Private placement refers to sale to pre-selected investors instead of a sale in the open market . Prime Database keeps data on the primary capital markets.
This was mobilised by 855 institutions and corporates. Such deals, listed and unlisted, which have a tenor and put/call option of above 365 days have been considered.
According to Pranav Haldea, Managing Director, PRIME Database Group, a combination of factors such as overseas borrowing turning pricier, surge in credit demand, higher bank loan rates and also large issuances by some issuers led to this.
According to primedatabase.com, the highest mobilisation in the year was made by the All-India Financial Institutions/ Banks category at ₹4,17,323 crore. This was in comparison to ₹2,68,413 crore in 2021-22, representing an increase of 55 per cent. An increase in mobilisation was also witnessed by the private sector (excluding banks/FIs), up by 12 per cent to ₹3,39,033 crore compared to ₹3,02,985 crore in 2021-22.
Government entities, put together, mobilised 40 per cent of the total amount, higher than 34 per cent in 2021-22. As per primedatabase.com, among government entities, All-India Financial Institutions/Banks led with a 78 per cent share followed by a 17 per cent share by PSUs.
The highest mobilisation through debt private placements during the year was by HDFC ( ₹78,415 crore) followed by NABARD ( ₹49,510 crore), PFC ( ₹42,097 crore), SBI ( ₹38,851 crore) and SIDBI ( ₹35,405 crore). The top 5 issuers of 2022-23 raised ₹2,44,277 crore in comparison to ₹1,61,895 crore raised by the top 5 issuers of 2021-22.
Maximum amount of monies was raised in the above 10 year maturity bucket ( ₹2.92 lakh crore or 35 per cent of the total amount) followed by 3-5 years bucket ( ₹2.62 lakh crore or 32 per cent of the total amount).
Almost three fifths of the total amount ( ₹4.93 lakh crore) was in 7-8 per cent coupon range and 18 per cent of the total amount ( ₹1.47 lakh crore) was in the 8-9 per cent coupon range. This was in contrast to 2021-22, wherein just 21 per cent of the issue amount was in 7-8 per cent coupon range, 6 per cent of the issue amount was in 8-9 per cent coupon range while a huge 52 per cent was in below 7 per cent coupon range.
Issues of as much as ₹5.58 lakh crore or 67 per cent of the overall amount were AAA rated.

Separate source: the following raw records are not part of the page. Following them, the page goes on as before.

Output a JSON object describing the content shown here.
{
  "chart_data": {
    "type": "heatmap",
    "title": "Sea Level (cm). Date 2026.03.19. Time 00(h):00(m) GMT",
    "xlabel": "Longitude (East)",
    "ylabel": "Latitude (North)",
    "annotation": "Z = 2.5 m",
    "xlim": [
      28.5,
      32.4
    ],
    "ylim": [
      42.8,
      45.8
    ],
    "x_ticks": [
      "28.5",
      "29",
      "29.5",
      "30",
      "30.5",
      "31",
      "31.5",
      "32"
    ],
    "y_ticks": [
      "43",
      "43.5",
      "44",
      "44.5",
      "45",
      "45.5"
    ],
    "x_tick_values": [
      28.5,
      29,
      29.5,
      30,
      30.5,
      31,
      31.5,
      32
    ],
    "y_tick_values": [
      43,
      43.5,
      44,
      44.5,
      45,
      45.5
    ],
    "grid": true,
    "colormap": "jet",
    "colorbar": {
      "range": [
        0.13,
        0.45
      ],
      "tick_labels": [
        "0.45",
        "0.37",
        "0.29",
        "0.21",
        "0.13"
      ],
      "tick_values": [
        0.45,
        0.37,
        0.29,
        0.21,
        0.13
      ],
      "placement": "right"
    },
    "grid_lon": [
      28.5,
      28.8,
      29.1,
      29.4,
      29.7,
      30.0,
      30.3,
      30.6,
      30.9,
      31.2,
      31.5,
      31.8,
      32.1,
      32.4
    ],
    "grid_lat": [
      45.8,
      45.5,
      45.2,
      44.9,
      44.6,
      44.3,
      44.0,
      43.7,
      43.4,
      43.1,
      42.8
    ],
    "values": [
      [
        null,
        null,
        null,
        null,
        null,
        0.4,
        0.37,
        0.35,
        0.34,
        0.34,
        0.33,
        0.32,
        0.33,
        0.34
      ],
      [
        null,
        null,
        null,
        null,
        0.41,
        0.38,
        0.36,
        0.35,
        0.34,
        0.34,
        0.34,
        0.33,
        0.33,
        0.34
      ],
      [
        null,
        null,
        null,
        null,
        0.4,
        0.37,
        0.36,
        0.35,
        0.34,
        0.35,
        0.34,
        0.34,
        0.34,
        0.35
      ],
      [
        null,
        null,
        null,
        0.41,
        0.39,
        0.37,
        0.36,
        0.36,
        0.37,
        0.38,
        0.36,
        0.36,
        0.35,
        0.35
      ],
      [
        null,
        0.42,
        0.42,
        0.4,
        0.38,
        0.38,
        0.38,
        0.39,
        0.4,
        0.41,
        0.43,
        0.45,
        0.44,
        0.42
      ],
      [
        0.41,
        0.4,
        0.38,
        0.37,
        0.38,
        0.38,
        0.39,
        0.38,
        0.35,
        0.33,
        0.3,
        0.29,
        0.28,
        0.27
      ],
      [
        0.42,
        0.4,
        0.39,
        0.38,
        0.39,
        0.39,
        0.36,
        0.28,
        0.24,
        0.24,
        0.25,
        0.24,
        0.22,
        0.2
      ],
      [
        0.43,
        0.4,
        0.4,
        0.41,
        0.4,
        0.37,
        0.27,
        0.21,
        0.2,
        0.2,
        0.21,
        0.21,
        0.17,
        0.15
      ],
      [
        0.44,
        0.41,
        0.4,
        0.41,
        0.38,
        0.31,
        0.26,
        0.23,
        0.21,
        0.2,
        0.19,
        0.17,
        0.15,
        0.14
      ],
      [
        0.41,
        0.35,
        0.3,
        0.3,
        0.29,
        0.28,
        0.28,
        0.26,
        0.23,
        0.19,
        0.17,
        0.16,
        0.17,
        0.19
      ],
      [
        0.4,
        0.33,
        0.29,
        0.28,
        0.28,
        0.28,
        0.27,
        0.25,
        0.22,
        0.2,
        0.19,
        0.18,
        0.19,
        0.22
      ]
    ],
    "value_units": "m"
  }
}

On an industry-wise basis, the Banking/Financial Services sector continued to dominate the market, collectively raising ₹6,17,534 crore or 74 per cent of the total amount. Housing/Civil Construction/Real Estate sector ranked second with a 5 per cent share ( ₹38,152 crore).
The month of December 2022 saw the highest issuance at ₹1,24,073 crore (14.9 per cent) followed by March 2023 at ₹1,16,364 crore (14 per cent).
As many as 393 first-time issuers hit the market in 2022-23 in comparison to 381 last year.
Outlook for 2023-24
According to Haldea, corporate bond issuances are likely to slow down given the recent taxation changes in debt mutual funds which are big investors in this space.